In short, the Animal Welfare Act covers many commercial uses of many animals, creating a regulatory network administered by the U.S. Department of Agriculture.

  • Permits are required to buy and sell listed animals or register for their use by dealers of animals, exhibitors of animals, and research facilities that use listed animals, but pet owners, agricultural use and retail pet stores are exempted from the provisions of this federal law.
  • There are limitations/regulations on how animals may enter the controlled chain of commerce, to eliminate the use of stolen animals.
  • There are limitations/regulations on the environmental conditions under which the animals must be kept.
  • Research facilities may purchase listed animals only from licensed dealers.
  • Those who transport the listed animals must comply with published regulations governing the well-being of the animals.
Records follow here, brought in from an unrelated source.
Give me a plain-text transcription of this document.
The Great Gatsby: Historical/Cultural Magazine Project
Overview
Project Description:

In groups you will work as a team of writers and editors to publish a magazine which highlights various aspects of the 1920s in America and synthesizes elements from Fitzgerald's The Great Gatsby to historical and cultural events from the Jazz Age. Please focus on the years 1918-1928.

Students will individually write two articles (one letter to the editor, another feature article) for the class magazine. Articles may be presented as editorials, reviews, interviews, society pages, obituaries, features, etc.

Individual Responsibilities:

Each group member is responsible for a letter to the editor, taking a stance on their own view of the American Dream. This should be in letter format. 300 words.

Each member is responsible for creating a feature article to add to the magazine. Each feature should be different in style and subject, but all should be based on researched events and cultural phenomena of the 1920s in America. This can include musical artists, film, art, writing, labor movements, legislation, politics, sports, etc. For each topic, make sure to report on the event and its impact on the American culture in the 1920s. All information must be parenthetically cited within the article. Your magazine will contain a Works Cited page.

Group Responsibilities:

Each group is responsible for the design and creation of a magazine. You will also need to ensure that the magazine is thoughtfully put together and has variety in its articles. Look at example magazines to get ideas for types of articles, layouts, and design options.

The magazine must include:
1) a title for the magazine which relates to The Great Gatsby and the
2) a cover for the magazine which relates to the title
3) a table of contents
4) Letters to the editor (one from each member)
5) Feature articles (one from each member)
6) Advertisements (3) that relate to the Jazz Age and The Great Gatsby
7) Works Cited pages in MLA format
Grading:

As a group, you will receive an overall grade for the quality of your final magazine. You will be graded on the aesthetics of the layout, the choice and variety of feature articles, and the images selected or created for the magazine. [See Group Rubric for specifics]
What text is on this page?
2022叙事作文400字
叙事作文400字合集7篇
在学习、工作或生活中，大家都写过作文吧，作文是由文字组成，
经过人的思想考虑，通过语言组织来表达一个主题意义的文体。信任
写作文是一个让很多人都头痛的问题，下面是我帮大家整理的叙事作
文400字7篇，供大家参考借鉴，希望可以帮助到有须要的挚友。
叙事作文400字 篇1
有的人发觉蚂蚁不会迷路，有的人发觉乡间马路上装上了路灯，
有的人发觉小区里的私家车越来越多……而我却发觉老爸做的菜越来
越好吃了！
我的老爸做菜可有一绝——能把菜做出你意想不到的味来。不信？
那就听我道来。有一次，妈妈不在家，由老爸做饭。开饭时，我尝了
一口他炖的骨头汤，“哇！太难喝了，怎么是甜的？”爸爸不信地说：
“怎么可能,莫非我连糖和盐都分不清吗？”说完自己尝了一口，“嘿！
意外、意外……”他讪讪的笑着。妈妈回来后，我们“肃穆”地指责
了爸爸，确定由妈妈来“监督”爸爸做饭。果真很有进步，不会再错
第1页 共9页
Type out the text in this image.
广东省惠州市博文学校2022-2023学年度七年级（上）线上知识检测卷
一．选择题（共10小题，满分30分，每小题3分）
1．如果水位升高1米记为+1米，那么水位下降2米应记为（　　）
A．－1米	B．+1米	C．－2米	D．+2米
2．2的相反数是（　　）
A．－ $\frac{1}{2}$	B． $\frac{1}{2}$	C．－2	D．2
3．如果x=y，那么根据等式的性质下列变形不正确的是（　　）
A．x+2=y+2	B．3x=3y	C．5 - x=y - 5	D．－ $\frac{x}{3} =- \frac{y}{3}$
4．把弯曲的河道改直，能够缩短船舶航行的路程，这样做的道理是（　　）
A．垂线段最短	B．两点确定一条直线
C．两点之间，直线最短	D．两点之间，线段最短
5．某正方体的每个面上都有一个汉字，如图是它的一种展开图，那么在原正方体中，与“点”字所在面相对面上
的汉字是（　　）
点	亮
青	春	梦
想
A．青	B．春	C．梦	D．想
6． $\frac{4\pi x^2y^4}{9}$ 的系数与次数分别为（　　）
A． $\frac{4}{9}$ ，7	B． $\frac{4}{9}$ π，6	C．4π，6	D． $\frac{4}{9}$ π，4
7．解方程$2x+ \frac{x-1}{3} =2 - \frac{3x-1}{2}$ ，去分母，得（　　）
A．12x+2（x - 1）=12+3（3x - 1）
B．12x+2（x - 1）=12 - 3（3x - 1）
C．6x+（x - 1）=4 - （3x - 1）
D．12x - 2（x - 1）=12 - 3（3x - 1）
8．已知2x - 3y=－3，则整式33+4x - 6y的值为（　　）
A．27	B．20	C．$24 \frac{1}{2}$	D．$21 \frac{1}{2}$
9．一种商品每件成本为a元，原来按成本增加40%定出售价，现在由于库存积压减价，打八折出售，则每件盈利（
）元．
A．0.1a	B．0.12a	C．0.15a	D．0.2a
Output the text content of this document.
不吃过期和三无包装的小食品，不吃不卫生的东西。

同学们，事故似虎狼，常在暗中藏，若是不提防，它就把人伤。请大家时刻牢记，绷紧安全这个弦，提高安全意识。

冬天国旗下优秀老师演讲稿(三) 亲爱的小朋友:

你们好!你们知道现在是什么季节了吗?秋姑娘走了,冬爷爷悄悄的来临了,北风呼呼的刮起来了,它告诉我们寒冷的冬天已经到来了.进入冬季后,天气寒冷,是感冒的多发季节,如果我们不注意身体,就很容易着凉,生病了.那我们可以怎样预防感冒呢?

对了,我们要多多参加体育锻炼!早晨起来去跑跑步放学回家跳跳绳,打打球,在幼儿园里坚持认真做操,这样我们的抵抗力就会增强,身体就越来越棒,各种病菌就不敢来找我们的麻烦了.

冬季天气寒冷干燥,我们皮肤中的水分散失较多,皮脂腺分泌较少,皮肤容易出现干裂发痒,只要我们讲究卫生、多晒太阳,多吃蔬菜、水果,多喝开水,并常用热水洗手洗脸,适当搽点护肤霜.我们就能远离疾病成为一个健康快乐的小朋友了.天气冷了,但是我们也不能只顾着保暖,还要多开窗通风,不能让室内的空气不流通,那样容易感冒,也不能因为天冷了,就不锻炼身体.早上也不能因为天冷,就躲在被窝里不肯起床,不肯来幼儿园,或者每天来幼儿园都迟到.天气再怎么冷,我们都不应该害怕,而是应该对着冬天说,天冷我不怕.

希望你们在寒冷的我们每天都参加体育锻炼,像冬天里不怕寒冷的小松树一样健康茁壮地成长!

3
  • Research facilities must create an Animal Care Committee to review the use of animals by the facility and inspect the animal housing facilities.
  • Research facilities must abide by legal restrictions on the imposition of pain during research.
  • Research facilities must comply with extensive regulations concerning the housing and care of animals used in research.
  • In a separate provision, it made it illegal for any person to knowingly sponsor or exhibit an animal in any animal fighting venture to which any animal was moved in interstate or foreign commerce.

The provisions of the Animal Welfare Act are enforced by the U.S. Department of Agriculture (USDA), which enacted regulations to implement these provisions. The USDA’s Animal and Plant Health Inspection Service (APHIS) conducts annual inspections of all licensed facilities and generally oversees compliance.